Mais est-ce une fatalité ? Était-elle condamnée à reproduire ce schéma ?

Un soupir m’échappe.

Et moi, que suis-je censé faire ? L’accepter ? L’oublier ? La confronter ?

Saïda s’arrête près d’un ruisseau. L’eau limpide coule doucement sur les pierres. J’observe le reflet agité de mon visage. Il est temps d’avoir une explication avec Kalia.

Je dois lui parler.

Je dois savoir.

Le retour me semble beaucoup plus long que l’aller.

Je pénètre sur la place où sont parquées les roulottes, Saïda avançant lentement sous moi.

Kalia se tient là, figée, son regard fouille le mien.

Je m’approche.

- Tu sais.

Sa voix est à peine un souffle.

- Depuis quand ?

Je ne réponds pas.

Je ne la reconnais pas.

Elle secoue la tête, fait un pas en arrière.

- Je suis une idiote. Une incapable.

Elle serre les poings, puis éclate soudainement :

- Pourquoi tu es encore là ? Tu devrais me détester. Je me déteste !

Elle tourne en rond, son souffle court.

- Ce n’est pas moi. Ce n’est pas moi, tu comprends ? J’essaie. Mais je tombe. Encore et encore.

Je reste immobile.

Elle me fixe, désespérée.

- Dis quelque chose. Dis que tu me hais.

Ses yeux brillent, implorants.

Je parle enfin, ma voix posée, mais ferme.

- Calme-toi. Explique-moi ce qui t’arrive. Viens, allons marcher.

Elle cherche ses mots.

Puis, lentement, elle me raconte ses pulsions, ses démons, l’autre qui l’habite.

- Tu ne la connais pas. Elle est démoniaque.

- Si je comprends bien il y a deux Kalia.

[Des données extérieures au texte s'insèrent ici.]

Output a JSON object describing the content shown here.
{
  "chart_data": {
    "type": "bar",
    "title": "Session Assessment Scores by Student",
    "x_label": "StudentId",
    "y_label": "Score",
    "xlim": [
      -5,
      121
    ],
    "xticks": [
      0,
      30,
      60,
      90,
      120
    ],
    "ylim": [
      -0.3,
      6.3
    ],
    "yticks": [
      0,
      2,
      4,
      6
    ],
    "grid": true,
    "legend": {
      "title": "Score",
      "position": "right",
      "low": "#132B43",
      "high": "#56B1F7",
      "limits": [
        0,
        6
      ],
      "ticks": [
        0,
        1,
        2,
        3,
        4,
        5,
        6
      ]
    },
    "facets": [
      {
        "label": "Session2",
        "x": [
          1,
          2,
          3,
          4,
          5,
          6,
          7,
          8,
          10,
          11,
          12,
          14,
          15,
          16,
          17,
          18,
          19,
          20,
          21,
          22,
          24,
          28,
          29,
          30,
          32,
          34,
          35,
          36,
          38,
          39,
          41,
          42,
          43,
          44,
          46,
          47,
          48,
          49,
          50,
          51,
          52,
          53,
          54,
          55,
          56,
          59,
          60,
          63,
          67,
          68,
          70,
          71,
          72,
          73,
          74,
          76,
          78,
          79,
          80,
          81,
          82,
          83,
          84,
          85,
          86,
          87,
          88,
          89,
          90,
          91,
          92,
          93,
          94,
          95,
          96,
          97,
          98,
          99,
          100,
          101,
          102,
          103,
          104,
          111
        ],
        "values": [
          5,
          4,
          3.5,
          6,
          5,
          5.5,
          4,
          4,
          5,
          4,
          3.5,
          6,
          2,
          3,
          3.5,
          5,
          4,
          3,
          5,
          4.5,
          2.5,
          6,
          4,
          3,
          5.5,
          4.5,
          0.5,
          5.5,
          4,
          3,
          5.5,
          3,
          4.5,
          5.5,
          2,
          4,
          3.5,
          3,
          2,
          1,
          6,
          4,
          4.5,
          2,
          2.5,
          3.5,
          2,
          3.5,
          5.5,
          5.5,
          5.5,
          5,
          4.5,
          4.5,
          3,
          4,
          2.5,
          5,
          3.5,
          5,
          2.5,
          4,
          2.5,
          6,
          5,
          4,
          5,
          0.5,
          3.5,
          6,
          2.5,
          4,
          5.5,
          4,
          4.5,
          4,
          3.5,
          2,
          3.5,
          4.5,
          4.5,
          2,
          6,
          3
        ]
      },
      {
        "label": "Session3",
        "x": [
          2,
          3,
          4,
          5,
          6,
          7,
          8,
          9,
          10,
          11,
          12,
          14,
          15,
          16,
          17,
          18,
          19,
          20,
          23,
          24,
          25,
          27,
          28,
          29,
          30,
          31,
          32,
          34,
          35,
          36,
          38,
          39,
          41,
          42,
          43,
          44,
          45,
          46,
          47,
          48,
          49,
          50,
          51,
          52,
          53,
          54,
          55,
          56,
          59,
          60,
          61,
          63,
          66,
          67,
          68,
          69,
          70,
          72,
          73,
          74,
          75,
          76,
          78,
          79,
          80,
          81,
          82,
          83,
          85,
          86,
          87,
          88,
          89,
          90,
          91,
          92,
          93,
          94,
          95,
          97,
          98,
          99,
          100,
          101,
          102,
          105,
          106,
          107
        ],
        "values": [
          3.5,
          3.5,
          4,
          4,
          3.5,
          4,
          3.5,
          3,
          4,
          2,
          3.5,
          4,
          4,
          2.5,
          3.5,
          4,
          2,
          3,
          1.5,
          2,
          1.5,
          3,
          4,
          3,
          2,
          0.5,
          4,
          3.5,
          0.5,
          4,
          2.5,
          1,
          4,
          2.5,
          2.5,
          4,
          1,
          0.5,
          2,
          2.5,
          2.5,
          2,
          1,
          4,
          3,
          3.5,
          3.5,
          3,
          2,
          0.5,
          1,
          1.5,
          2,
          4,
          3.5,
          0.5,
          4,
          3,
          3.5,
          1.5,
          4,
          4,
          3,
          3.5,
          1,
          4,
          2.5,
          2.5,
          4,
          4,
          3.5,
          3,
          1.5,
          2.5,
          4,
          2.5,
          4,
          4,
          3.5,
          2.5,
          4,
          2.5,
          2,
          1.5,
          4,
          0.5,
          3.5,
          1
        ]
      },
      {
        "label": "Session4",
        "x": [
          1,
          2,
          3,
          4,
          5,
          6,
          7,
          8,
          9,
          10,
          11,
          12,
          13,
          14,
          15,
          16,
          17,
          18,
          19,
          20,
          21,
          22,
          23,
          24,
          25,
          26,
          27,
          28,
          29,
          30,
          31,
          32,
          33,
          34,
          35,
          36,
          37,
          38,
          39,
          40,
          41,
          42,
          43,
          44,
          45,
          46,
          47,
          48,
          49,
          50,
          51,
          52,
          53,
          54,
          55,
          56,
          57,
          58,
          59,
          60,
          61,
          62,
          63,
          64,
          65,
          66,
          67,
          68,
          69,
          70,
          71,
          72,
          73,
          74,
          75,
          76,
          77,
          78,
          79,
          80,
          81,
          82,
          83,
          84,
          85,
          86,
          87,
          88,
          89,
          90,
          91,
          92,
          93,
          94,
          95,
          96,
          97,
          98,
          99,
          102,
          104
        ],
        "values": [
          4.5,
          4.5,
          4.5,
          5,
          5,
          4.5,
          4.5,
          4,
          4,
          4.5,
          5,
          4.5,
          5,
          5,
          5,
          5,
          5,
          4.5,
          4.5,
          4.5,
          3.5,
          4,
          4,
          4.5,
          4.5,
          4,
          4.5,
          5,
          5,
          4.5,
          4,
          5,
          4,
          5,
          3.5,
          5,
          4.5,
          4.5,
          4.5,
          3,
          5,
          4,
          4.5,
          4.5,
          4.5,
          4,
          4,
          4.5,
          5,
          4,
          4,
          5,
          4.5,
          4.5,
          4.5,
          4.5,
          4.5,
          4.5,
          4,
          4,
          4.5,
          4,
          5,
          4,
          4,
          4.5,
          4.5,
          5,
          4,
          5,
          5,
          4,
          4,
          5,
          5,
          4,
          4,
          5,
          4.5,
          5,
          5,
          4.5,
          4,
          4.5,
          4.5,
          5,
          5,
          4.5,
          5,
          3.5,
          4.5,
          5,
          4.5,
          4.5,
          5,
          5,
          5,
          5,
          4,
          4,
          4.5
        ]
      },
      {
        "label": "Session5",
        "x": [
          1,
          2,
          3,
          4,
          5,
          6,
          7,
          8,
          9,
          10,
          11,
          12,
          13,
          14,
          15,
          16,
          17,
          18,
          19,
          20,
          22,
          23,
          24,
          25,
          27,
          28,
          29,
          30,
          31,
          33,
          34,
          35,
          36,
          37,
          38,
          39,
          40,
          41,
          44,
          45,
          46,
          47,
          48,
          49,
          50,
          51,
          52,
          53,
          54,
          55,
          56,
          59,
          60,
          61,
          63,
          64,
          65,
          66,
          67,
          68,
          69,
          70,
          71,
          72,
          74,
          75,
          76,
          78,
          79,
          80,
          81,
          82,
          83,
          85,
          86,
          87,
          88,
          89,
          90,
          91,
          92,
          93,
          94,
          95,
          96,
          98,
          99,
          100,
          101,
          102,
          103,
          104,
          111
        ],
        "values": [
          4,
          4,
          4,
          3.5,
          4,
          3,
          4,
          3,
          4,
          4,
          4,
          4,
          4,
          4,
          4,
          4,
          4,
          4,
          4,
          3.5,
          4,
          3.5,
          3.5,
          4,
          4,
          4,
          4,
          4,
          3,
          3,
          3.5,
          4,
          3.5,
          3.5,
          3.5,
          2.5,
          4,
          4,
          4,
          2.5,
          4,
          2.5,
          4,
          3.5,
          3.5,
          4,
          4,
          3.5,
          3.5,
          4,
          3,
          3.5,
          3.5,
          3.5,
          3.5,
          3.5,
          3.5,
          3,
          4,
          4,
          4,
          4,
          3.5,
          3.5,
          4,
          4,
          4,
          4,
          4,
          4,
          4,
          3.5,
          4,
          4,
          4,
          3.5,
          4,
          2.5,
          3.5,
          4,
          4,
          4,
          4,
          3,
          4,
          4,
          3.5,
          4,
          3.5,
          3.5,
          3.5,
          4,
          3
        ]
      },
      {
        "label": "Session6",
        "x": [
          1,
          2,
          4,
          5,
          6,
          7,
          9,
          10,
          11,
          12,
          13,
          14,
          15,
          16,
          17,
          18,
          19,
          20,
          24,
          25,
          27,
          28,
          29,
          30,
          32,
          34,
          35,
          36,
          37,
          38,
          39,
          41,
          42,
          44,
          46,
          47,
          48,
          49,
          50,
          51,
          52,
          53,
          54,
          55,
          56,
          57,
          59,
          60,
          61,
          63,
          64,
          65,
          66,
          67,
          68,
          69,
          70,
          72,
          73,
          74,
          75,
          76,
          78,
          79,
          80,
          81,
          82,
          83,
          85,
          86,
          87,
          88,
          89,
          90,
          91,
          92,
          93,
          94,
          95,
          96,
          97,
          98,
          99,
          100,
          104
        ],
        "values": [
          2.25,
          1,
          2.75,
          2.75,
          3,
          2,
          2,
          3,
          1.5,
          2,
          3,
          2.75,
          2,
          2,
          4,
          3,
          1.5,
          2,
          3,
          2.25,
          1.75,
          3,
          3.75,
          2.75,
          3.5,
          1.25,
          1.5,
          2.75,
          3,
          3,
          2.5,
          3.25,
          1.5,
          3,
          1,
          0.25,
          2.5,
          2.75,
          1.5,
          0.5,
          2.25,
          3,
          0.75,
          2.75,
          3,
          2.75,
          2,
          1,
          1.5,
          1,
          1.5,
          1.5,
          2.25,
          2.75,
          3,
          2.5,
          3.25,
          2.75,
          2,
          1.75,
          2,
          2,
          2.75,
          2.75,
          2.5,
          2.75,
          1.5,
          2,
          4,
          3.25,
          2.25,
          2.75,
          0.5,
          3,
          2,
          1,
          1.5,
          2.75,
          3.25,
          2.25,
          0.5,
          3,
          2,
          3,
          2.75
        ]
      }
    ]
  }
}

- Oui, c'est exactement cela.

- il y en a une qui m'aime et l'autre qui me veut du mal, comment deux personnages aussi diamétralement opposés peuvent-elles, cohabité.

Je ne sais pas.

- Maintenant, je te le promets… Je ne l’écouterai plus. Fais-moi confiance.

Un silence.

Je plonge mon regard dans le sien.

- Tout le monde a droit à une nouvelle chance.

Soudain, Kalia m’embrasse avec fougue.

- Tu es un amour. Je t’adore.

Malgré ce baiser, le doute subsiste, en est elle capable ?

Je lui rends son élan, sans trop m’abandonner. Je choisis de lui laisser sa chance.

Je la serre contre moi, j’écoute encore les échos de ses aveux. Rien n’est vraiment vrai, la complexité de cette fille est fascinante. Le déni de la dualité me laisse penser à un traumatisme profond, mais je suis là.

Serai-je à la hauteur. Je ferme les yeux un instant. Peut-être que la confiance commence toujours ainsi non pas avec des certitudes, mais avec un doute qu’on choisit d’accueillir.